STILLWATER — An Oklahoma State morning football practice is about to start, and a couple freshmen walk in late. A run blitz is called during a scrimmage, but a young player misses his assignment. Coaches ask players to pick up the locker room, as a few guys slip through the exit before cleaning.
Enter Ryan Simmons, the projected starting middle linebacker on a rebuilding Cowboy defense.
“It doesn’t bother me to say something,” he said.
But that’s just how Simmons operates. Coaches and teammates agree his leadership style is strict and upfront — to the point where defensive coordinator Glenn Spencer said Simmons is “not in the locker room to make buddies.”
“Ryan is a no BS kind of guy,” defensive back Deric Robertson said. “If you’re not in it to win it, he doesn’t want you around. If your goals are not oriented toward the team and trying to make the defense better, or the overall team in general, he doesn’t want you around.”
That passion has only amplified since Simmons was ushered into the spotlight, Spencer said, during winter workouts after the Cotton Bowl loss to Missouri. That was the first time Simmons wasn’t in the shadow of Caleb Lavey or Shaun Lewis.
“(Simmons) couldn’t be that guy who just reacted off their emotions and their leadership,” Spencer said. “It was his and he grabbed it with both reins.”
And Simmons’ leadership style is certainly different than his predecessor. He said Lavey’s passion for the game was among the best he’d seen, but his interaction with teammates could be equally lighthearted. As Simmons puts it, Lavey was a “cool spirit all around” and could hold 30-minute conversations with everyone on the team.
“I guess I’m just a little more intense,” Simmons said. “I take a lot more things serious. I’m straight to the point. Be about your business.”
Simmons is the leading tackler among all returning Cowboys in 2014 after starting every game at outside linebacker last year. That should be enough to grab the attention and respect of a rebuilt defense that will feature more new faces than returning starters.
When it’s not, or when Simmons feels like a certain attitude or action needs correcting, he’s not afraid to make his point clear.
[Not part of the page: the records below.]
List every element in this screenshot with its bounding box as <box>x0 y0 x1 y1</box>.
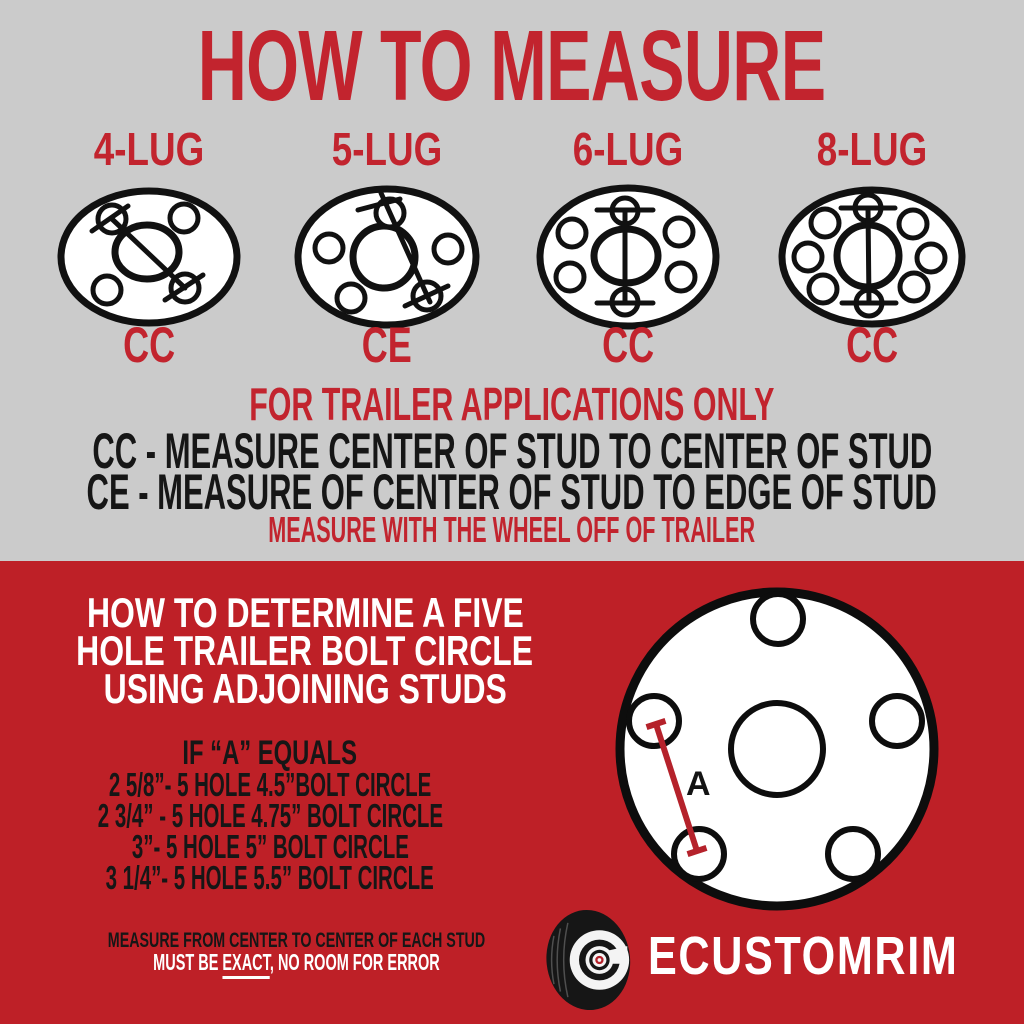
measure-note-line2 <box>6 951 586 974</box>
six-lug-hub-diagram <box>533 182 723 332</box>
measure-label-a: A <box>686 765 711 803</box>
lug-label-4: 4-LUG <box>93 123 205 175</box>
size-row-3: 3”- 5 HOLE 5” BOLT CIRCLE <box>131 828 409 865</box>
five-lug-hub-icon <box>292 182 482 332</box>
four-lug-hub-icon <box>54 182 244 332</box>
four-lug-hub-diagram <box>54 182 244 332</box>
five-hole-heading <box>15 589 595 712</box>
six-lug-hub-icon <box>533 182 723 332</box>
heading-line-1: HOW TO DETERMINE A FIVE <box>86 589 524 636</box>
measure-code-label-4: CC <box>123 317 175 373</box>
eight-lug-hub-icon <box>777 182 967 332</box>
note2-pre: MUST BE <box>152 949 222 975</box>
cc-definition: CC - MEASURE CENTER OF STUD TO CENTER OF STUD <box>92 423 932 479</box>
lug-label-6: 6-LUG <box>572 123 684 175</box>
measure-code-label-5: CE <box>361 317 413 373</box>
size-row-2: 2 3/4” - 5 HOLE 4.75” BOLT CIRCLE <box>97 797 443 834</box>
if-a-equals-heading: IF “A” EQUALS <box>182 734 358 772</box>
tire-wheel-icon <box>545 908 639 1012</box>
five-lug-hub-diagram <box>292 182 482 332</box>
lug-label-5: 5-LUG <box>331 123 443 175</box>
size-row-1: 2 5/8”- 5 HOLE 4.5”BOLT CIRCLE <box>108 766 432 803</box>
heading-line-2: HOLE TRAILER BOLT CIRCLE <box>76 627 534 674</box>
ce-definition: CE - MEASURE OF CENTER OF STUD TO EDGE OF STUD <box>86 464 938 520</box>
eight-lug-hub-diagram <box>777 182 967 332</box>
wheel-off-note: MEASURE WITH THE WHEEL OFF OF TRAILER <box>268 509 756 550</box>
measure-code-label-6: CC <box>602 317 654 373</box>
brand-name: ECUSTOMRIM <box>648 926 959 986</box>
applications-note: FOR TRAILER APPLICATIONS ONLY <box>249 378 775 430</box>
five-hole-diagram <box>610 582 944 916</box>
size-row-4: 3 1/4”- 5 HOLE 5.5” BOLT CIRCLE <box>105 859 435 896</box>
heading-line-3: USING ADJOINING STUDS <box>103 665 507 712</box>
five-hole-diagram-icon <box>610 582 944 916</box>
lug-label-8: 8-LUG <box>816 123 928 175</box>
page-title: HOW TO MEASURE <box>198 10 826 122</box>
measure-code-label-8: CC <box>846 317 898 373</box>
measure-note-line1: MEASURE FROM CENTER TO CENTER OF EACH STUD <box>107 929 485 952</box>
exact-underline: EXACT <box>222 949 270 979</box>
bolt-circle-size-list <box>0 766 540 896</box>
note2-post: , NO ROOM FOR ERROR <box>269 949 440 975</box>
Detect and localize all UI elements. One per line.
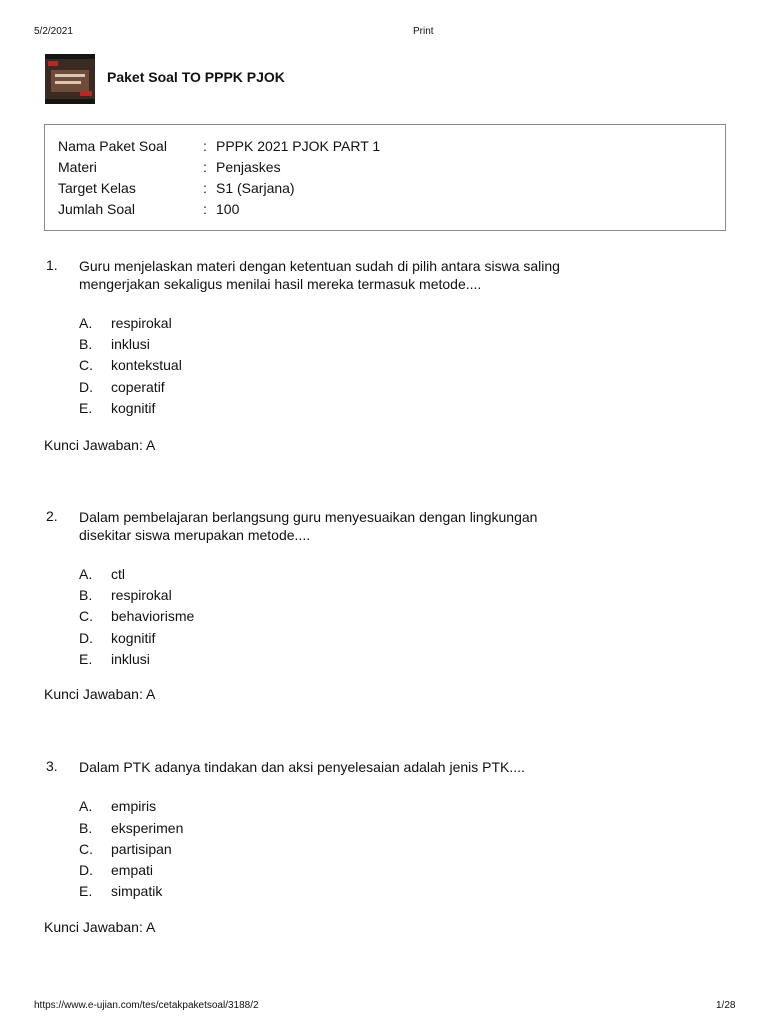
info-colon: : [203, 159, 207, 175]
option-text: empiris [111, 798, 157, 814]
logo-image [45, 54, 95, 104]
answer-key: Kunci Jawaban: A [44, 686, 156, 702]
option-letter: A. [79, 315, 93, 331]
option-letter: B. [79, 336, 93, 352]
footer-page-number: 1/28 [716, 1000, 736, 1011]
option-letter: B. [79, 587, 93, 603]
answer-key: Kunci Jawaban: A [44, 437, 156, 453]
answer-key: Kunci Jawaban: A [44, 919, 156, 935]
question-text [79, 257, 619, 293]
footer-url: https://www.e-ujian.com/tes/cetakpaketsoal/3188/2 [34, 1000, 259, 1011]
option-text: coperatif [111, 379, 165, 395]
option-text: ctl [111, 566, 125, 582]
info-colon: : [203, 138, 207, 154]
option-letter: D. [79, 862, 93, 878]
option-letter: E. [79, 651, 93, 667]
info-label: Target Kelas [58, 180, 136, 196]
option-text: respirokal [111, 315, 172, 331]
question-line: Dalam pembelajaran berlangsung guru menyesuaikan dengan lingkungan [79, 509, 538, 525]
info-value: Penjaskes [216, 159, 281, 175]
option-text: behaviorisme [111, 608, 195, 624]
question-line: Guru menjelaskan materi dengan ketentuan sudah di pilih antara siswa saling [79, 258, 560, 274]
option-letter: D. [79, 379, 93, 395]
option-text: simpatik [111, 883, 163, 899]
question-number: 1. [46, 257, 58, 273]
question-number: 3. [46, 758, 58, 774]
option-letter: A. [79, 566, 93, 582]
info-colon: : [203, 180, 207, 196]
option-letter: C. [79, 608, 93, 624]
info-label: Jumlah Soal [58, 201, 136, 217]
option-text: respirokal [111, 587, 172, 603]
option-letter: A. [79, 798, 93, 814]
document-title: Paket Soal TO PPPK PJOK [107, 69, 285, 85]
question-text [79, 758, 619, 776]
info-value: 100 [216, 201, 240, 217]
option-text: empati [111, 862, 154, 878]
question-number: 2. [46, 508, 58, 524]
question-text [79, 508, 619, 544]
print-date: 5/2/2021 [34, 26, 73, 37]
option-text: kognitif [111, 630, 156, 646]
print-title: Print [413, 26, 434, 37]
option-letter: E. [79, 400, 93, 416]
info-value: S1 (Sarjana) [216, 180, 295, 196]
option-text: inklusi [111, 651, 150, 667]
info-label: Nama Paket Soal [58, 138, 167, 154]
package-info-box [44, 124, 726, 231]
option-letter: C. [79, 357, 93, 373]
question-line: mengerjakan sekaligus menilai hasil mereka termasuk metode.... [79, 276, 482, 292]
question-line: Dalam PTK adanya tindakan dan aksi penyelesaian adalah jenis PTK.... [79, 759, 525, 775]
info-colon: : [203, 201, 207, 217]
info-value: PPPK 2021 PJOK PART 1 [216, 138, 381, 154]
question-line: disekitar siswa merupakan metode.... [79, 527, 311, 543]
option-letter: E. [79, 883, 93, 899]
option-letter: C. [79, 841, 93, 857]
option-letter: D. [79, 630, 93, 646]
option-text: kognitif [111, 400, 156, 416]
option-letter: B. [79, 820, 93, 836]
option-text: partisipan [111, 841, 172, 857]
info-label: Materi [58, 159, 97, 175]
option-text: kontekstual [111, 357, 182, 373]
option-text: inklusi [111, 336, 150, 352]
option-text: eksperimen [111, 820, 184, 836]
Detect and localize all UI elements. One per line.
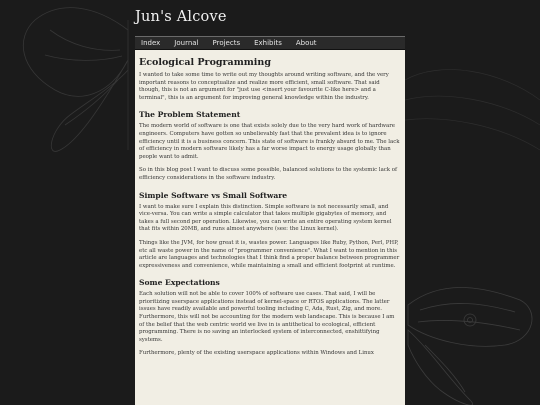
article-content [135, 50, 405, 405]
paragraph: So in this blog post I want to discuss some possible, balanced solutions to the systemic lack of efficiency considerations in the software industry. [139, 167, 398, 181]
paragraph: I want to make sure I explain this distinction. Simple software is not necessarily small, and vice-versa. You can write a simple calculator that takes multiple gigabytes of memory, and takes a full second per operation. Likewise, you can write an entire operating system kernel that fits within 20MB, and runs almost anywhere (see: the Linux kernel). [139, 203, 392, 233]
article-intro: I wanted to take some time to write out my thoughts around writing software, and the very important reasons to conceptualize and realize more efficient, small software. That said though, this is not an argument for "just use <insert your favourite C-like here> and a terminal", this is an argument for improving general knowledge within the industry. [139, 72, 389, 101]
nav-exhibits[interactable]: Exhibits [254, 39, 282, 47]
nav-index[interactable]: Index [141, 39, 161, 47]
paragraph: Each solution will not be able to cover 100% of software use cases. That said, I will be prioritizing userspace applications instead of kernel-space or RTOS applications. The latter issues have readily available and powerful tooling including C, Ada, Rust, Zig, and more. Furthermore, this will not be accounting for the modern web landscape. This is because I am of the belief that the web centric world we live in is antithetical to ecological, efficient programming. There is no saving an interlocked system of interconnected, enshittifying systems. [139, 291, 395, 343]
site-title: Jun's Alcove [135, 9, 227, 25]
moth-left-icon [23, 8, 128, 152]
paragraph: Furthermore, plenty of the existing userspace applications within Windows and Linux [139, 350, 374, 357]
moth-right-top-icon [405, 70, 540, 150]
main-nav [135, 36, 405, 50]
nav-journal[interactable]: Journal [174, 39, 199, 47]
section-heading-simple-vs-small: Simple Software vs Small Software [139, 190, 288, 200]
article-title: Ecological Programming [139, 57, 271, 68]
section-heading-some-expectations: Some Expectations [139, 278, 220, 288]
paragraph: Things like the JVM, for how great it is, wastes power. Languages like Ruby, Python, Perl, PHP, etc all waste power in the name of "programmer convenience". What I want to mention in this article are languages and technologies that I think find a proper balance between programmer expressiveness and convenience, while maintaining a small and efficient footprint at runtime. [139, 239, 400, 269]
paragraph: The modern world of software is one that exists solely due to the very hard work of hardware engineers. Computers have gotten so unbelievably fast that the prevalent idea is to ignore efficiency until it is a business concern. This state of software is frankly absurd to me. The lack of efficiency in modern software likely has a far worse impact to energy usage globally than people want to admit. [139, 123, 400, 160]
nav-about[interactable]: About [295, 39, 317, 47]
section-heading-problem-statement: The Problem Statement [139, 110, 241, 120]
moth-right-icon [408, 288, 532, 405]
nav-projects[interactable]: Projects [212, 39, 241, 47]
“When it comes down to football and what’s really important to me, I’m strictly business,” Simmons said. “There have been some times where I’ve said some things … Like ‘look, we can’t afford that. We can’t afford you messing up because we need you on the field. You have to contribute as well.’”
It can be a harsh welcome for freshmen players who came into the program as former top recruits. But Robertson, a sophomore, said it’s had a positive effect on the younger classes of Cowboys.
“I feel like guys will flock to it more than anything, because they realize that he’s doing the same thing I’m trying to do,” Robertson said. “We’re trying to win games, win championships.”
Simmons is careful to be as supportive as he is critical. He said he doesn’t want to just be “that older guy just talking down to everybody.” But if that’s what it takes to mold a young defense, he’s willing to do it.
“(Simmons) is not afraid to speak his mind,” Spencer said. “If it costs him having a buddy in the locker room, because they don’t want to follow him when he tells them what he expects, he doesn’t care … I haven’t had many like that.”